With the article there went a picture of the house, and also one of
the baby, who had been waxing enormous, and now constituted a fine
advertisement. The winter had seemed to agree with him, and the
summer agreed with him even better. Thyrsis would smile now and
then, thinking of his ideas of martyrdom; it was made evident that
one member of the family was not minded for anything of the sort.

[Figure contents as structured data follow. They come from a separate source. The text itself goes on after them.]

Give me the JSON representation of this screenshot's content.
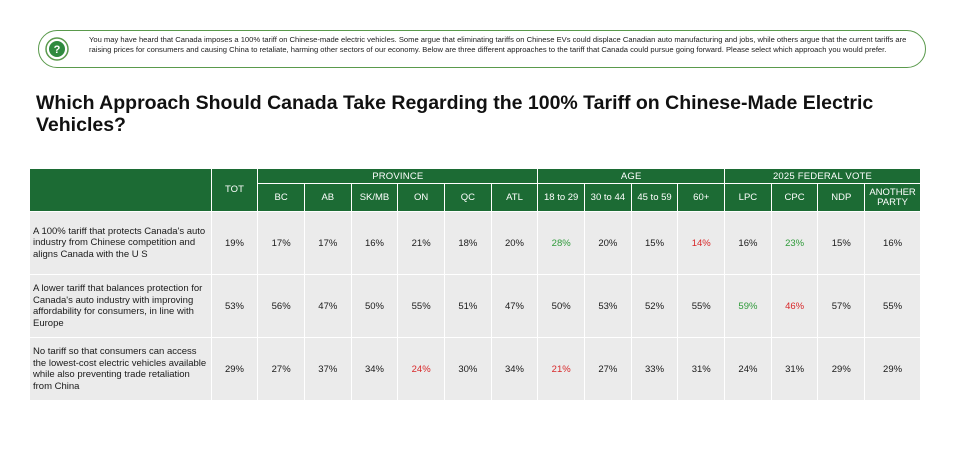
{
  "note": {
    "icon": "question-icon",
    "text": "You may have heard that Canada imposes a 100% tariff on Chinese-made electric vehicles. Some argue that eliminating tariffs on Chinese EVs could displace Canadian auto manufacturing and jobs, while others argue that the current tariffs are raising prices for consumers and causing China to retaliate, harming other sectors of our economy. Below are three different approaches to the tariff that Canada could pursue going forward. Please select which approach you would prefer."
  },
  "title": "Which Approach Should Canada Take Regarding the 100% Tariff on Chinese-Made Electric Vehicles?",
  "table": {
    "groups": {
      "tot": "TOT",
      "province": "PROVINCE",
      "age": "AGE",
      "vote": "2025 FEDERAL VOTE"
    },
    "columns": [
      "BC",
      "AB",
      "SK/MB",
      "ON",
      "QC",
      "ATL",
      "18 to 29",
      "30 to 44",
      "45 to 59",
      "60+",
      "LPC",
      "CPC",
      "NDP",
      "ANOTHER PARTY"
    ],
    "rows": [
      {
        "label": "A 100% tariff that protects Canada's auto industry from Chinese competition and aligns Canada with the U S",
        "values": [
          "19%",
          "17%",
          "17%",
          "16%",
          "21%",
          "18%",
          "20%",
          "28%",
          "20%",
          "15%",
          "14%",
          "16%",
          "23%",
          "15%",
          "16%"
        ],
        "highlight": [
          "",
          "",
          "",
          "",
          "",
          "",
          "",
          "green",
          "",
          "",
          "red",
          "",
          "green",
          "",
          ""
        ]
      },
      {
        "label": "A lower tariff that balances protection for Canada's auto industry with improving affordability for consumers, in line with Europe",
        "values": [
          "53%",
          "56%",
          "47%",
          "50%",
          "55%",
          "51%",
          "47%",
          "50%",
          "53%",
          "52%",
          "55%",
          "59%",
          "46%",
          "57%",
          "55%"
        ],
        "highlight": [
          "",
          "",
          "",
          "",
          "",
          "",
          "",
          "",
          "",
          "",
          "",
          "green",
          "red",
          "",
          ""
        ]
      },
      {
        "label": "No tariff so that consumers can access the lowest-cost electric vehicles available while also preventing trade retaliation from China",
        "values": [
          "29%",
          "27%",
          "37%",
          "34%",
          "24%",
          "30%",
          "34%",
          "21%",
          "27%",
          "33%",
          "31%",
          "24%",
          "31%",
          "29%",
          "29%"
        ],
        "highlight": [
          "",
          "",
          "",
          "",
          "red",
          "",
          "",
          "red",
          "",
          "",
          "",
          "",
          "",
          "",
          ""
        ]
      }
    ]
  },
  "colors": {
    "header_green": "#1c6b34",
    "cell_gray": "#ebebeb",
    "positive": "#2f9a3a",
    "negative": "#d8282a",
    "note_border": "#5a9a4c"
  }
}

The parents might become so much absorbed in their soul-problems
that they forgot the dinner-hour; but one could have set his watch
by the appetite of the baby. Nature had provided him, among other
protections, with a truly phenomenal pair of lungs; and whenever
life took a course that was not satisfactory to him, he would roar
his face to a terrifying purple.
He was one overwhelming and incessant outcry for adventure. He would
toddle all day about the place, getting his "mungies" into all sorts
of messes. He was hard to fit into so small a place, and there were
times when his parents were tempted to wish that some phenomenon a
trifle less portentous had fallen to their lot. But for the most
part he was a great hope--a sort of visible atonement for their
sufferings. He at least was an achievement; he was something they
had done. And he could not be undone, nor doubted--he put all
skepticism to flight. In his vicinity there was no room for
pessimistic philosophies, for _Weltschmerz_ or _Karma_.